Clement Chidinma is a final year student of mechanical engineering at the Michael Okpara University of Agriculture, Umudike. In this interview with our correspondent, Kabir Adejumo, speaks on her passion for the rather male-centric work of a motorcycle mechanic. Enjoy.

CR: Why did you choose to be a mechanic?

Chidinma: I have always wanted to become a mechanical engineer. It all started when I was little. I see it as part of me to the extent of pursuing it and also, I love handling spanner and hammer.

CR: As a student of University, don’t you feel isolated from your colleagues when you put on a mechanic uniform?

Chidinma: Not at all because I am created to be myself not to be anyone else. I can’t be ashamed of what puts food on my table. As a university student, it is through the mechanic work I pay my bills and you cannot believe if I tell you I am a mechanic because I dress well. So there’s nothing to be ashamed of.

CR: How do you ensure a balance between the mechanic work and academics?

Chidinma: It has not been easy but you have to know that there is time for everything. By the grace of God, I am managing both.

CR: If you are not a mechanic, what other professions would you have loved to go into?

Chidinma: Actually, I am not only a mechanic.

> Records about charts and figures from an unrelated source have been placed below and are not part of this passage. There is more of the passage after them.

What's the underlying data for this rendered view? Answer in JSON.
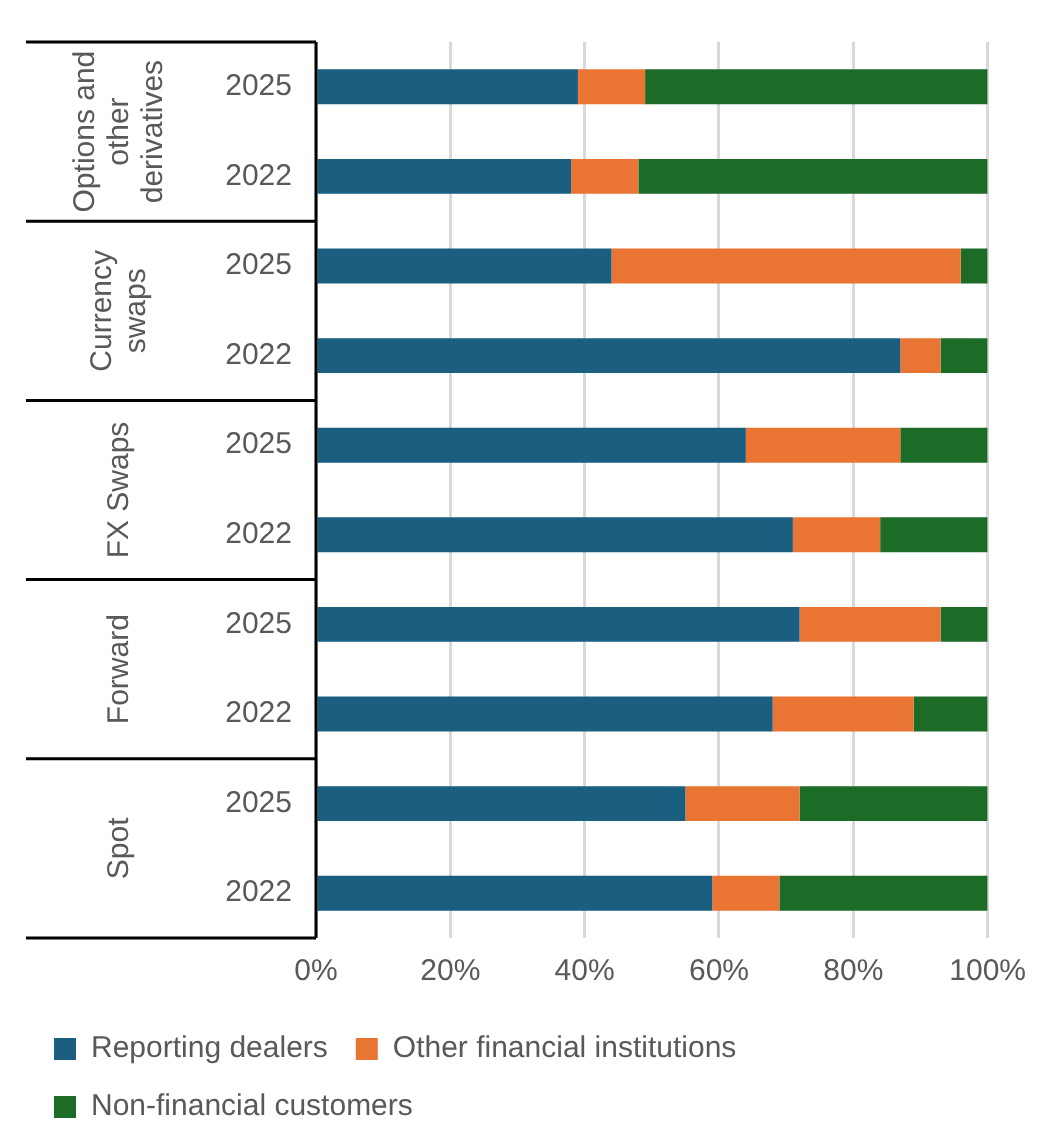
{
  "chart_data": {
    "type": "bar",
    "orientation": "horizontal",
    "stacked": true,
    "categories": [
      "2025",
      "2022",
      "2025",
      "2022",
      "2025",
      "2022",
      "2025",
      "2022",
      "2025",
      "2022"
    ],
    "annotations": [
      "Options and other derivatives",
      "Currency swaps",
      "FX Swaps",
      "Forward",
      "Spot"
    ],
    "series": [
      {
        "name": "Reporting dealers",
        "color": "#1a5e80",
        "values": [
          39,
          38,
          44,
          87,
          64,
          71,
          72,
          68,
          55,
          59
        ]
      },
      {
        "name": "Other financial institutions",
        "color": "#e97434",
        "values": [
          10,
          10,
          52,
          6,
          23,
          13,
          21,
          21,
          17,
          10
        ]
      },
      {
        "name": "Non-financial customers",
        "color": "#1c6b27",
        "values": [
          51,
          52,
          4,
          7,
          13,
          16,
          7,
          11,
          28,
          31
        ]
      }
    ],
    "xlim": [
      0,
      100
    ],
    "xticks": [
      {
        "value": 0,
        "label": "0%"
      },
      {
        "value": 20,
        "label": "20%"
      },
      {
        "value": 40,
        "label": "40%"
      },
      {
        "value": 60,
        "label": "60%"
      },
      {
        "value": 80,
        "label": "80%"
      },
      {
        "value": 100,
        "label": "100%"
      }
    ],
    "grid": "x",
    "legend": "bottom"
  }
}
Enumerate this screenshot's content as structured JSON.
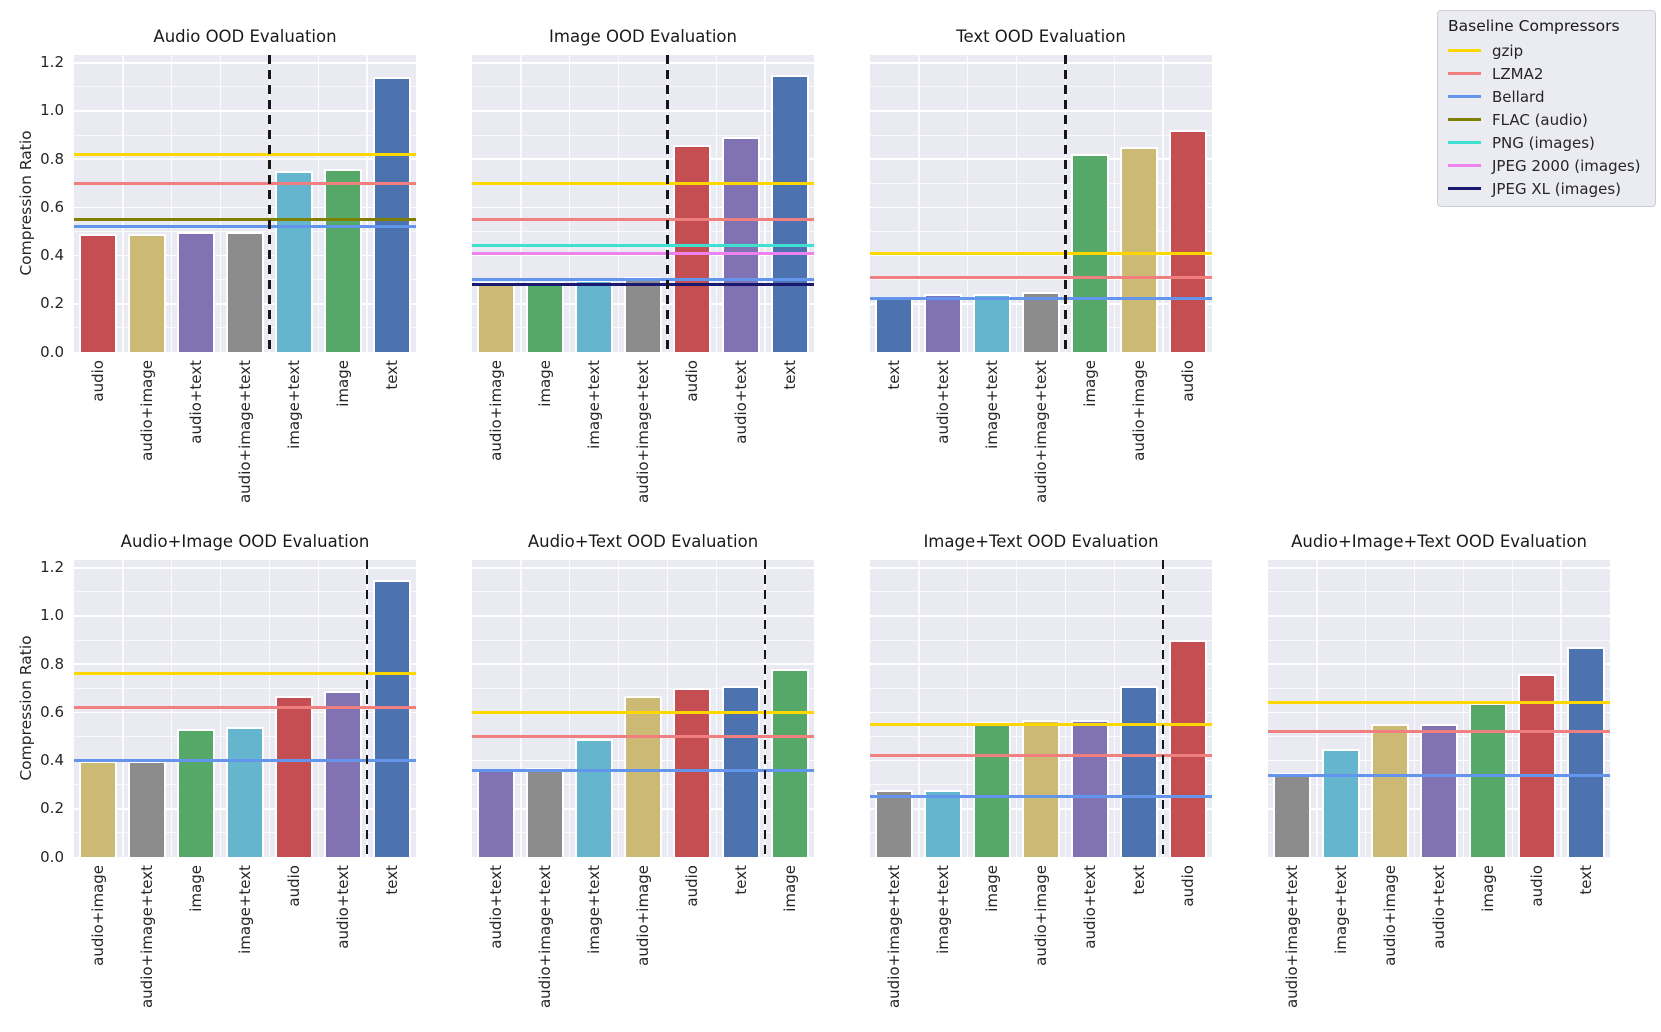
{
  "figure": {
    "ylabel": "Compression Ratio",
    "yticks": [
      "0.0",
      "0.2",
      "0.4",
      "0.6",
      "0.8",
      "1.0",
      "1.2"
    ],
    "ymax_render": 1.232,
    "background": "#ffffff",
    "axes_background": "#eaeaf2",
    "grid": true
  },
  "legend": {
    "title": "Baseline Compressors",
    "position": "upper-right",
    "entries": [
      {
        "label": "gzip",
        "color": "#FFD700"
      },
      {
        "label": "LZMA2",
        "color": "#F08080"
      },
      {
        "label": "Bellard",
        "color": "#6495ED"
      },
      {
        "label": "FLAC (audio)",
        "color": "#808000"
      },
      {
        "label": "PNG (images)",
        "color": "#40E0D0"
      },
      {
        "label": "JPEG 2000 (images)",
        "color": "#EE82EE"
      },
      {
        "label": "JPEG XL (images)",
        "color": "#191970"
      }
    ]
  },
  "bar_colors": {
    "audio": "#C44E52",
    "audio+image": "#CCB974",
    "audio+text": "#8172B3",
    "audio+image+text": "#8C8C8C",
    "image+text": "#64B5CD",
    "image": "#55A868",
    "text": "#4C72B0"
  },
  "chart_data": [
    {
      "type": "bar",
      "title": "Audio OOD Evaluation",
      "row": 0,
      "col": 0,
      "categories": [
        "audio",
        "audio+image",
        "audio+text",
        "audio+image+text",
        "image+text",
        "image",
        "text"
      ],
      "values": [
        0.49,
        0.49,
        0.5,
        0.5,
        0.75,
        0.76,
        1.14
      ],
      "divider_after_index": 3,
      "baselines": [
        {
          "name": "gzip",
          "value": 0.82
        },
        {
          "name": "LZMA2",
          "value": 0.7
        },
        {
          "name": "FLAC (audio)",
          "value": 0.55
        },
        {
          "name": "Bellard",
          "value": 0.52
        }
      ],
      "ylabel": "Compression Ratio",
      "ylim": [
        0.0,
        1.23
      ]
    },
    {
      "type": "bar",
      "title": "Image OOD Evaluation",
      "row": 0,
      "col": 1,
      "categories": [
        "audio+image",
        "image",
        "image+text",
        "audio+image+text",
        "audio",
        "audio+text",
        "text"
      ],
      "values": [
        0.29,
        0.29,
        0.3,
        0.31,
        0.86,
        0.89,
        1.15
      ],
      "divider_after_index": 3,
      "baselines": [
        {
          "name": "gzip",
          "value": 0.7
        },
        {
          "name": "LZMA2",
          "value": 0.55
        },
        {
          "name": "PNG (images)",
          "value": 0.44
        },
        {
          "name": "JPEG 2000 (images)",
          "value": 0.41
        },
        {
          "name": "Bellard",
          "value": 0.3
        },
        {
          "name": "JPEG XL (images)",
          "value": 0.28
        }
      ],
      "ylabel": "Compression Ratio",
      "ylim": [
        0.0,
        1.23
      ]
    },
    {
      "type": "bar",
      "title": "Text OOD Evaluation",
      "row": 0,
      "col": 2,
      "categories": [
        "text",
        "audio+text",
        "image+text",
        "audio+image+text",
        "image",
        "audio+image",
        "audio"
      ],
      "values": [
        0.23,
        0.24,
        0.24,
        0.25,
        0.82,
        0.85,
        0.92
      ],
      "divider_after_index": 3,
      "baselines": [
        {
          "name": "gzip",
          "value": 0.41
        },
        {
          "name": "LZMA2",
          "value": 0.31
        },
        {
          "name": "Bellard",
          "value": 0.22
        }
      ],
      "ylabel": "Compression Ratio",
      "ylim": [
        0.0,
        1.23
      ]
    },
    {
      "type": "bar",
      "title": "Audio+Image OOD Evaluation",
      "row": 1,
      "col": 0,
      "categories": [
        "audio+image",
        "audio+image+text",
        "image",
        "image+text",
        "audio",
        "audio+text",
        "text"
      ],
      "values": [
        0.4,
        0.4,
        0.53,
        0.54,
        0.67,
        0.69,
        1.15
      ],
      "divider_after_index": 5,
      "baselines": [
        {
          "name": "gzip",
          "value": 0.76
        },
        {
          "name": "LZMA2",
          "value": 0.62
        },
        {
          "name": "Bellard",
          "value": 0.4
        }
      ],
      "ylabel": "Compression Ratio",
      "ylim": [
        0.0,
        1.23
      ]
    },
    {
      "type": "bar",
      "title": "Audio+Text OOD Evaluation",
      "row": 1,
      "col": 1,
      "categories": [
        "audio+text",
        "audio+image+text",
        "image+text",
        "audio+image",
        "audio",
        "text",
        "image"
      ],
      "values": [
        0.36,
        0.37,
        0.49,
        0.67,
        0.7,
        0.71,
        0.78
      ],
      "divider_after_index": 5,
      "baselines": [
        {
          "name": "gzip",
          "value": 0.6
        },
        {
          "name": "LZMA2",
          "value": 0.5
        },
        {
          "name": "Bellard",
          "value": 0.36
        }
      ],
      "ylabel": "Compression Ratio",
      "ylim": [
        0.0,
        1.23
      ]
    },
    {
      "type": "bar",
      "title": "Image+Text OOD Evaluation",
      "row": 1,
      "col": 2,
      "categories": [
        "audio+image+text",
        "image+text",
        "image",
        "audio+image",
        "audio+text",
        "text",
        "audio"
      ],
      "values": [
        0.28,
        0.28,
        0.56,
        0.57,
        0.57,
        0.71,
        0.9
      ],
      "divider_after_index": 5,
      "baselines": [
        {
          "name": "gzip",
          "value": 0.55
        },
        {
          "name": "LZMA2",
          "value": 0.42
        },
        {
          "name": "Bellard",
          "value": 0.25
        }
      ],
      "ylabel": "Compression Ratio",
      "ylim": [
        0.0,
        1.23
      ]
    },
    {
      "type": "bar",
      "title": "Audio+Image+Text OOD Evaluation",
      "row": 1,
      "col": 3,
      "categories": [
        "audio+image+text",
        "image+text",
        "audio+image",
        "audio+text",
        "image",
        "audio",
        "text"
      ],
      "values": [
        0.35,
        0.45,
        0.55,
        0.55,
        0.64,
        0.76,
        0.87
      ],
      "divider_after_index": null,
      "baselines": [
        {
          "name": "gzip",
          "value": 0.64
        },
        {
          "name": "LZMA2",
          "value": 0.52
        },
        {
          "name": "Bellard",
          "value": 0.34
        }
      ],
      "ylabel": "Compression Ratio",
      "ylim": [
        0.0,
        1.23
      ]
    }
  ]
}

I am also a mechanical engineering student and my course of study is broad and I love agriculture so much. I can do that very well too.

CR: What are the challenges so far?

Chidinma: I have faced so many challenges as a female mechanic. Years back they banned motorcycle in some areas of the state (Abia), that made some of our customers to sell their motorcycles, making things difficult a bit but thank God that some people are still with theirs. But in future, I will look into other areas beyond motorcycle.